If you have seen ARCADIA before, you’ll be surprised by BH’s luminous, up close and personal production (in any seat you’re at most three rows away from the action). See it for the dynamic young cast and see it for Alycia Sacco’s brilliant turn as the little girl with the insatiable thirst for knowledge. She’s the precocious 13 year old tutored by a handsome scholar (Greg Nussen) who, it turns out, is augmenting his scholastic duties by showing the women of the estate a thing or two. A. Nora Long is delicious as the haughty Lady Croom, an aristocrat with an eye for the latest trends… not to mention her daughter’s tutor.

When the story shifts from the 1880s to the present, Lady Croom’s descendants play host to a number of demanding historians there to research the estate. John Geoffrion is hilarious as a pompous know-it-all obsessed with Lord Byron. Sarah Bedard is his intellectual match as the authoress he dismisses at his peril. When the timelines converge, it seems fitting, not the least awkward, thanks to director Daniel Morris’ deft touch.

Stoppard creates a maze of ideas about philosophy and science, romance and intellect, whim and determinism but Morris’ production works these ideas into your frontal lobe without you even noticing. (His nifty one-set concept keeps the through line speeding along. It’s the fastest ARCADIA I’ve seen.)

Like Voltaire, Stoppard satirizes Leibniz’s famous optimistic assertion about “the best of all possible worlds.” Morris boldly places the satire center stage with two fleeting comic characters whose existence will prove vital in unraveling a mystery in the present day story. (Stoppard adores minor characters who take on major importance.) It’s a masterful stroke to make the characters so indelible in our minds that it makes the key to the mystery all the more satisfying.

Glen Moore and David Lutheran are marvelously absurd as the two buffoons, right up to their eyebrows! Moore raises his in a huff, forming the apex of a pyramid which exactly mirrors his oversized mustache. Lutheran’s eyebrows seem to tumble inward toward his nose when stricken with a fit of jealousy (His wife in the boathouse with the tutor.) What makes Stoppard’s work unique is this juxtaposition of high art and low comedy.

The entire cast is up to the task, with fine work too, from Arthur Waldstein as the omniscient butler, from Rebbekah Vera Romero as the flirtatious sister of both math wizard Nick Chris and the silent Luke Murtha (as the current aristocrats) and from Chris Larson as the 19th century landscape designer so taken with Lancelot “Capability” Brown.

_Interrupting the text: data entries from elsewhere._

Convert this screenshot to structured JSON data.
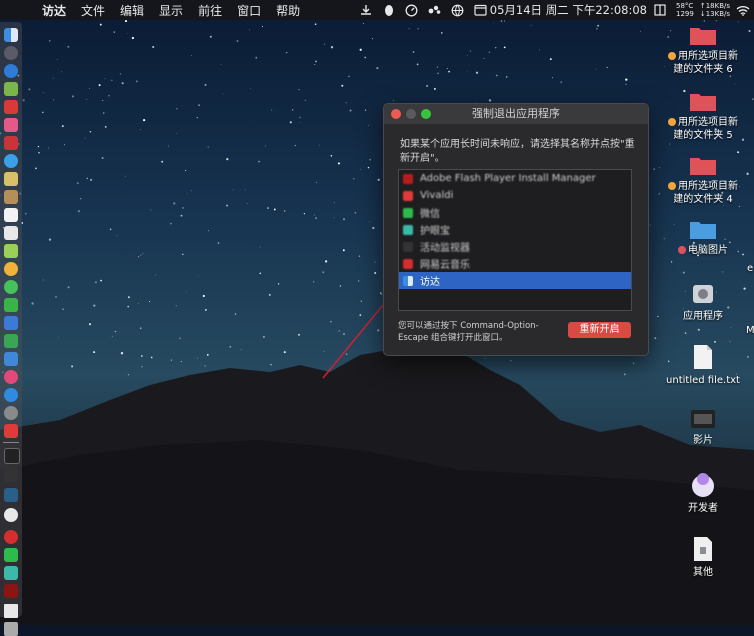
{
  "menubar": {
    "app_name": "访达",
    "menus": [
      "文件",
      "编辑",
      "显示",
      "前往",
      "窗口",
      "帮助"
    ],
    "date_time": "05月14日 周二 下午22:08:08",
    "temperature": "58°C",
    "temp_sub": "1299",
    "net_up": "↑18KB/s",
    "net_down": "↓13KB/s"
  },
  "dialog": {
    "title": "强制退出应用程序",
    "prompt": "如果某个应用长时间未响应，请选择其名称并点按\"重新开启\"。",
    "apps": [
      {
        "name": "Adobe Flash Player Install Manager",
        "color": "#b81d1d"
      },
      {
        "name": "Vivaldi",
        "color": "#e03a3a"
      },
      {
        "name": "微信",
        "color": "#2dbb4e"
      },
      {
        "name": "护眼宝",
        "color": "#3bb9a9"
      },
      {
        "name": "活动监视器",
        "color": "#333333"
      },
      {
        "name": "网易云音乐",
        "color": "#d32f2f"
      },
      {
        "name": "访达",
        "color": "#3a78d6"
      }
    ],
    "selected_index": 6,
    "hint": "您可以通过按下 Command-Option-Escape 组合键打开此窗口。",
    "relaunch_label": "重新开启"
  },
  "desktop": {
    "items": [
      {
        "label": "用所选项目新建的文件夹 6",
        "icon": "red-folder-icon",
        "color": "#e0525a"
      },
      {
        "label": "用所选项目新建的文件夹 5",
        "icon": "red-folder-icon",
        "color": "#e0525a"
      },
      {
        "label": "用所选项目新建的文件夹 4",
        "icon": "red-folder-icon",
        "color": "#e0525a"
      },
      {
        "label": "电脑图片",
        "icon": "blue-folder-icon",
        "color": "#4a9de0"
      },
      {
        "label": "应用程序",
        "icon": "applications-disk-icon",
        "color": "#cfd3d8"
      },
      {
        "label": "untitled file.txt",
        "icon": "text-file-icon",
        "color": "#f2f2f2"
      },
      {
        "label": "影片",
        "icon": "movie-icon",
        "color": "#222222"
      },
      {
        "label": "开发者",
        "icon": "developer-icon",
        "color": "#e8e0f5"
      },
      {
        "label": "其他",
        "icon": "archive-file-icon",
        "color": "#efefef"
      }
    ],
    "partial_labels": [
      "e",
      "M"
    ]
  },
  "colors": {
    "selection": "#2e65c4",
    "relaunch": "#d94a43"
  }
}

Just one small complaint: There would be no CANDIDE, no ARCADIA (not to mention any calculus) without Gottfried Wilhelm Leibniz. The mathematician/philosopher referenced by Stoppard is pronounced with a long “i” as in “library.” When pronounced with a long “e” as in “leaf,” one might think the gent was that crony of Karl Marx some two hundred years later. But for that tiny flaw, the BH production would be perfection.